# Are Their Issues With The Masterbuilt 40 20070311?



## jimmybaja (Mar 1, 2013)

I really want to buy a Masterbuilt 40. I have been reading these threads for several months and have not purchased due to all the issues I have read about. Amazon is still not offering it. I was in a store tonight the 200703011 for $349. Are there quality issues with this unit? Thanks for your advice.


----------



## old sarge (Mar 1, 2013)

I am starting to think it is hit or miss with the Masterbuilt. No doubt it is an attractive unit with the digital controls and all but one has to consider, as you have, the potential for problems and the aggravation such a unit may bring.  Many folks get great smoked food with charcoal smokers (Weber), other electric smokers (Smokin-it, SmokinTex) and gas. If you have the funds, and really want a digitally controlled electric smoker, there is the Cookshack brand. They sometimes have used smokers at a reduced price, based upon condition, and come with a new machine warranty (which is how I got mine). I would research all the options available before laying out a considerable amount of money.  Use the search bar on top to look for a specific brand and visit the manufacturers sites. That's the best advice I can give.


----------



## suya (Mar 1, 2013)

Jimmy,

If you were my brother asking me that question, I would say hell no. This is not to suggest Masterbuilt hasn't had a good product in the past or will in the future, but that model seems to be fraught with problems. If I were you, and you have your mind set on that unit, I would wait till I started to see it again at Sam's or even Amazon. That would indicate to me that it has passed the quality controls they have in place and are comfortable selling it again. 
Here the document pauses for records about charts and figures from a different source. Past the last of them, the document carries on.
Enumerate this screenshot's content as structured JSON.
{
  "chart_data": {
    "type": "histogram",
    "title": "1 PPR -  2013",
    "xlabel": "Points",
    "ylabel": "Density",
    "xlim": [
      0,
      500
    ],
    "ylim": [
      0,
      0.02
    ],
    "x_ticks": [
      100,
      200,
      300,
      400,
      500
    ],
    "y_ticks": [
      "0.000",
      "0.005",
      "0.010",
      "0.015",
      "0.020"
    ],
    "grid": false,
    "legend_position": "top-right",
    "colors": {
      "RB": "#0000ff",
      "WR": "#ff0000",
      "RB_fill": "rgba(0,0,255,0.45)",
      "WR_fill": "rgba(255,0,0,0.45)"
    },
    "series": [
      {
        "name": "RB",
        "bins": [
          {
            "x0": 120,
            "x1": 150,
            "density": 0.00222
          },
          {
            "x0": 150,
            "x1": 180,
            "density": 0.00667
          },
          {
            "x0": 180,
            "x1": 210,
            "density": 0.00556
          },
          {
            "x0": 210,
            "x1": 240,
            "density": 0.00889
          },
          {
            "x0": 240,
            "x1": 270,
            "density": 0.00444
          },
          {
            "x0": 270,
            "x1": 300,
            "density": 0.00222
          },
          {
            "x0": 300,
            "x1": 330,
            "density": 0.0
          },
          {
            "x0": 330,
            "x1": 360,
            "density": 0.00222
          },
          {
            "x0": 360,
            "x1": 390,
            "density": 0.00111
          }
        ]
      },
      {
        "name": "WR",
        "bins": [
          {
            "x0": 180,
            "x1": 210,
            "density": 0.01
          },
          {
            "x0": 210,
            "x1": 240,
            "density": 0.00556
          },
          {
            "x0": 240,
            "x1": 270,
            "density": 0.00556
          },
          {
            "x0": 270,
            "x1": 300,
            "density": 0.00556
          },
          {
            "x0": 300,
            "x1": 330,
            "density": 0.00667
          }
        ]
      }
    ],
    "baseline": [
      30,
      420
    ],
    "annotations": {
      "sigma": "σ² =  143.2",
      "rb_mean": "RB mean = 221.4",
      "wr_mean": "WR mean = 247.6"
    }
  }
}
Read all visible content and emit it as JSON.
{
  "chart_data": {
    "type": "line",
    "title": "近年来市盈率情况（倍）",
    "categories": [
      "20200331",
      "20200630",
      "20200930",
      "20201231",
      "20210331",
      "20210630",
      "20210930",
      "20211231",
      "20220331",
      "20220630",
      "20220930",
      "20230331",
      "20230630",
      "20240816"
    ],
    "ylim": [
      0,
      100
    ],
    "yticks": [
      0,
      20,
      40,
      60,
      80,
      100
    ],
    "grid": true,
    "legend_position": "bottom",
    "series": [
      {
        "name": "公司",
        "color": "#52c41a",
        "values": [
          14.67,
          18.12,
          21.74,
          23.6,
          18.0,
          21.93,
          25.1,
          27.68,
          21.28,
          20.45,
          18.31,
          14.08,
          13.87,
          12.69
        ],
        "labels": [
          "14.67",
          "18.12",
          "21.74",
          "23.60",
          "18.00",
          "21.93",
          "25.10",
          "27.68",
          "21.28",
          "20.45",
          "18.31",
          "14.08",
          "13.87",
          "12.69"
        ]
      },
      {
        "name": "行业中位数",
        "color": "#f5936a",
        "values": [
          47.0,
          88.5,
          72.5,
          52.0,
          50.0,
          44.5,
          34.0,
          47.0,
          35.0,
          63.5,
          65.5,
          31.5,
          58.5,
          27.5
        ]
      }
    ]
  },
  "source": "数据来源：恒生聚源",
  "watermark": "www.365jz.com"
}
Personally, I returned one to Sams in January. After waiting for problems to get resolved, and they didn't seem to, I bought another brand. Paid significantly more, but I'm happy.

For what its worth, when I had the MES and it worked, the food that came out of it was usually great (couple of flare ups that were resolved by soaking the wood) 
	

	
	
		
		



		
			






Good luck!


----------



## chiefwej (Mar 1, 2013)

I'm pretty sure that is the old generation unit, not the new one with all the problems.  I have one that I bought at Sam's Club last year for $299.  It works perfect, and I love it.  Temps are always within a couple degrees from my readings on the Maverick therm.  I've added a AMNPS, and now its damn near the perfect set up.


----------



## bigfish98 (Mar 1, 2013)

chiefwej said:


> I'm pretty sure that is the old generation unit, not the new one with all the problems. I have one that I bought at Sam's Club last year for $299. It works perfect, and I love it. Temps are always within a couple degrees from my readings on the Maverick therm. I've added a AMNPS, and now its damn near the perfect set up.


x2


----------



## suya (Mar 1, 2013)

Oops, sorry, I would be ok with my brother buying the old model :-)


----------



## geerock (Mar 1, 2013)

That is a gen 1 model with the 1200 watt element, top vent, and a working water pan.  I'd take it in a minute over the gen 2.  The 311 was one of their best designs before they went to gen 2 pos.


----------



## mtm29575 (Mar 8, 2014)

chiefwej said:


> I'm pretty sure that is the old generation unit, not the new one with all the problems. I have one that I bought at Sam's Club last year for $299. It works perfect, and I love it. Temps are always within a couple degrees from my readings on the Maverick therm. I've added a AMNPS, and now its damn near the perfect set up.


x3 !


----------



## venture (Mar 8, 2014)

A quick search on this site for "Masterbuilt" or "MES" can be very revealing.

As my age advances and my energy declines, I think more about a watt burner than I used to.

Let your fingers do the walking and make your own decision on when or where to roll the dice!

Good luck and good smoking.


----------



## smitty091101 (Feb 13, 2015)

What I don't like is the new gen2 40" unit.I don't like the vent on the side cause it seems like every time I use it my meat comes out with a bitter taste and I think it is because the smoke can't flow straight thru the unit with enough velocity!


----------



## old sarge (Feb 13, 2015)

I would check the quality of the wood you are using. Many off set smokers that typically burn wood have the fire box at one end and the vent stack at the other so the smoke is not going vertical immediately but rather takes a sideways route. Product comes out great.  Bitterness may be bad wood or way too much smoke.  You may have to experiment.


----------



## jaellman (Feb 21, 2015)

That's the one I bought and I'm having terrible times with getting the temperature to be correct:

http://www.smokingmeatforums.com/t/179121/struggling-with-smoking-hobby


----------